Malcolm and Maud would have told the police that I was lost, I’m sure. But something told me I wasn’t. My mind was starting to feel like it was emerging from a fog, allowing me to trust something beyond the facts stored in my conscious mind. It was starting to allow me to trust my gut.

And this is the truth my gut told me.

I’d been found, but I hadn’t been lost, and I hadn’t been alone.

I closed my eyes and lay down on the couch. I saw the ghostly
face in my mind again, and this time I wasn’t scared of it. This time I didn’t pass out. I concentrated on it.

His face wasn’t clear enough yet, and I couldn’t tell how old he was. But I could remember now how desperately I had wanted to be with him. Passionately, you might even say. I think I would have done anything for him to help me get out of the prison. The prison that was my life.

We were escaping.

He had promised me freedom. And I’d tasted it—I could almost taste it now. I had flashes of his fingers interlacing with mine. Leaving under cover of dark. Looking at the stars together. Spooning together in the backseat of his car. Laughing as he tried to educate me about all the pop music on his iPod, and then enjoying long, peaceful stretches of classical music when I switched over to satellite radio. We even started compiling a sound track for our getaway.

It seemed so easy. So perfect.

We were headed for Canada, and we got as far as a McDonald’s in northern New York State, where we stopped for breakfast at dawn, snuggling into the same side of a booth. I’d never been to a McDonald’s in my life.
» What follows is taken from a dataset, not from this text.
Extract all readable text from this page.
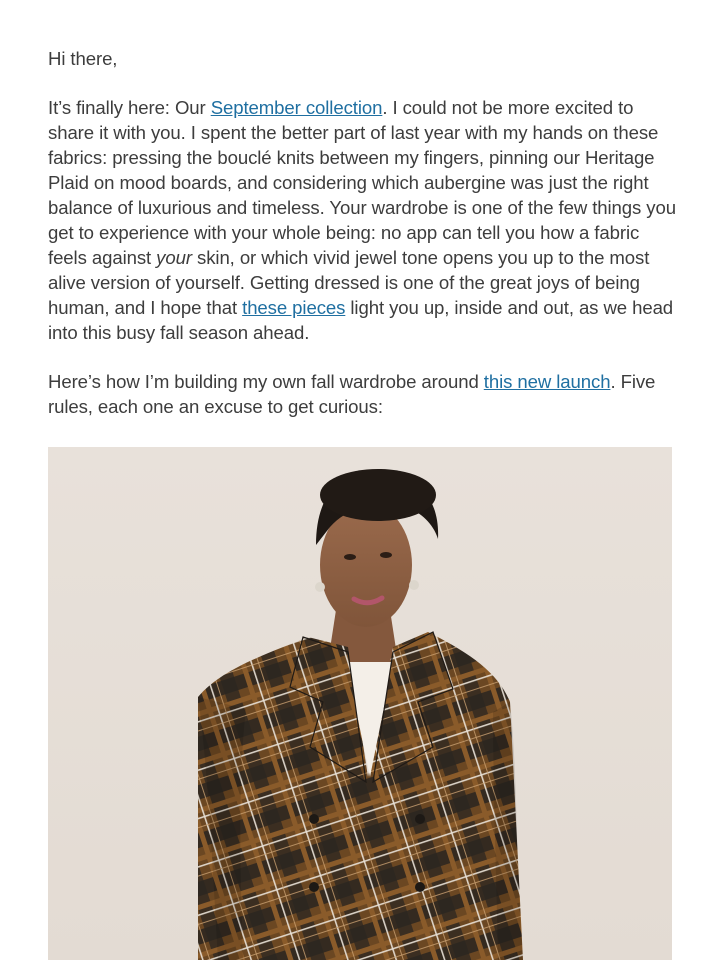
Hi there,

It’s finally here: Our September collection. I could not be more excited to share it with you. I spent the better part of last year with my hands on these fabrics: pressing the bouclé knits between my fingers, pinning our Heritage Plaid on mood boards, and considering which aubergine was just the right balance of luxurious and timeless. Your wardrobe is one of the few things you get to experience with your whole being: no app can tell you how a fabric feels against your skin, or which vivid jewel tone opens you up to the most alive version of yourself. Getting dressed is one of the great joys of being human, and I hope that these pieces light you up, inside and out, as we head into this busy fall season ahead.

Here’s how I’m building my own fall wardrobe around this new launch. Five rules, each one an excuse to get curious:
I remember being happy at the thought of how enraged Malcolm would be to see me there, and thinking I had the whole world—the
real
world—ahead of me.

Until the place was stormed by a bunch of thugs.

I had made two mistakes: not being a hundred percent aware
of my surroundings at all times, like I usually was, and seating myself on the outside edge of the booth. So that when they came for me, I was easily yanked out.

In my mind’s eye, I can’t see his face as I was being torn away from him forever. But I can feel his arm around my waist and his hand clutching at my sweater to hold me to him. I can hear his voice shouting:
Tandy, they can’t do this. They can’t keep you away from me. They can’t keep you in a cage. Don’t let them.

And his last words:
I’ll come back for you.

But he never did.

My last sight of him was a view of his hunched-over back as he was shoved into an Escalade. And as I screamed his name and tried to fight off my captors, I saw who was supervising the whole operation from just a few paces away:
Uncle Peter.

That’s when I realized Malcolm and Maud had been tracking me.

Like a dog with a chip, penned in by an electric fence.